[cpp-threads] Globals and Threads

Peter A. Buhr pabuhr at plg.uwaterloo.ca
Mon Oct 24 19:26:46 BST 2005


   From: Andrei Alexandrescu <andrei at metalanguage.com>
   Reply-To: C++ threads standardisation <cpp-threads at decadentplace.org.uk>
   Sender: cpp-threads-bounces at decadentplace.org.uk

   > While thinking about globals, I stumbled across the problem of static
   > locals. What is the implication when a function with local static variables
   > is called from several threads? This could result in race conditions if
   > one thread is updating the variable while the other reads from the
   > variable. Simply put, normal local static variables are not thread-safe.

   We've talked about this. No shared data is automagically thread-safe btw 
   :o).
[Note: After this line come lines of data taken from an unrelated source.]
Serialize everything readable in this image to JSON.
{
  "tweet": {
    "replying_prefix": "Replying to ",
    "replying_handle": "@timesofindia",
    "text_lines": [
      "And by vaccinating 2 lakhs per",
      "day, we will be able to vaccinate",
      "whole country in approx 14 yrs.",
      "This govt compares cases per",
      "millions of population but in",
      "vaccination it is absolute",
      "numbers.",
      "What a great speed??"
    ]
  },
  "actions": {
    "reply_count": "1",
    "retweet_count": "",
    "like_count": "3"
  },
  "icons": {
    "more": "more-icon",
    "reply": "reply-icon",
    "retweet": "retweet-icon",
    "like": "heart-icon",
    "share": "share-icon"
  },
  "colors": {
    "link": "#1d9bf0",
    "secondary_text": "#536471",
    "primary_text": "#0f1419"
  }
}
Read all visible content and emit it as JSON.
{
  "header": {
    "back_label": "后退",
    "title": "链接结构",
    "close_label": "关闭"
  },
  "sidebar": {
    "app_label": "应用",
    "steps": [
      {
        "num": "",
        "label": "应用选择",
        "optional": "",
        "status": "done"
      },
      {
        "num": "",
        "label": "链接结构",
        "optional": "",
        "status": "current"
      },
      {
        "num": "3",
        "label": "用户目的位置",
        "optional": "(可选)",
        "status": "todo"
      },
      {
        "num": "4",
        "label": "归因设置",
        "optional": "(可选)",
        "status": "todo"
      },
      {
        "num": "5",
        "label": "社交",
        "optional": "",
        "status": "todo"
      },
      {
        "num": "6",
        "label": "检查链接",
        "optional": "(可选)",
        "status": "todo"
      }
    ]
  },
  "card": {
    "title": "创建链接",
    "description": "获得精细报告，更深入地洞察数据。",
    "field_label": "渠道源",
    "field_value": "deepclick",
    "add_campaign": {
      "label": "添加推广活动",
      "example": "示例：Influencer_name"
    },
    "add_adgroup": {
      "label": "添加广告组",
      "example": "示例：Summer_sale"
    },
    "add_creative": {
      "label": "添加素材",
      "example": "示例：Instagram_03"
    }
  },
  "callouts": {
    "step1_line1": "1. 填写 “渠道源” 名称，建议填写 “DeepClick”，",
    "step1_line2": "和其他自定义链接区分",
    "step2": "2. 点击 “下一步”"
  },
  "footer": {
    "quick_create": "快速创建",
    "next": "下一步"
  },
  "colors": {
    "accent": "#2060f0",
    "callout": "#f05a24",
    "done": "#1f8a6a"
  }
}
As far as I remember, there were three possible solutions that we 
   discussed:
   ...
   3. Leave things as they are and allow users to guard things manually 
   with a statically-initialized bool:

   Widget * Foo() {
      static bool initialized = false;
      static Widget result = 0;
      if (std::assign_once(initialized, true)) {
	// Code executed only once
	static Widget w;
	result = &w;
      }
      return result;
   }

   I incline towards 3 because it's most flexible and doesn't require 
   syntax changes.

I agree with Andrei. I don't think the compiler can truly understand what a
user wants at this level, so it would be guessing.  There are many explicit
solutions to this problem, and a user can pick one that best suits their needs.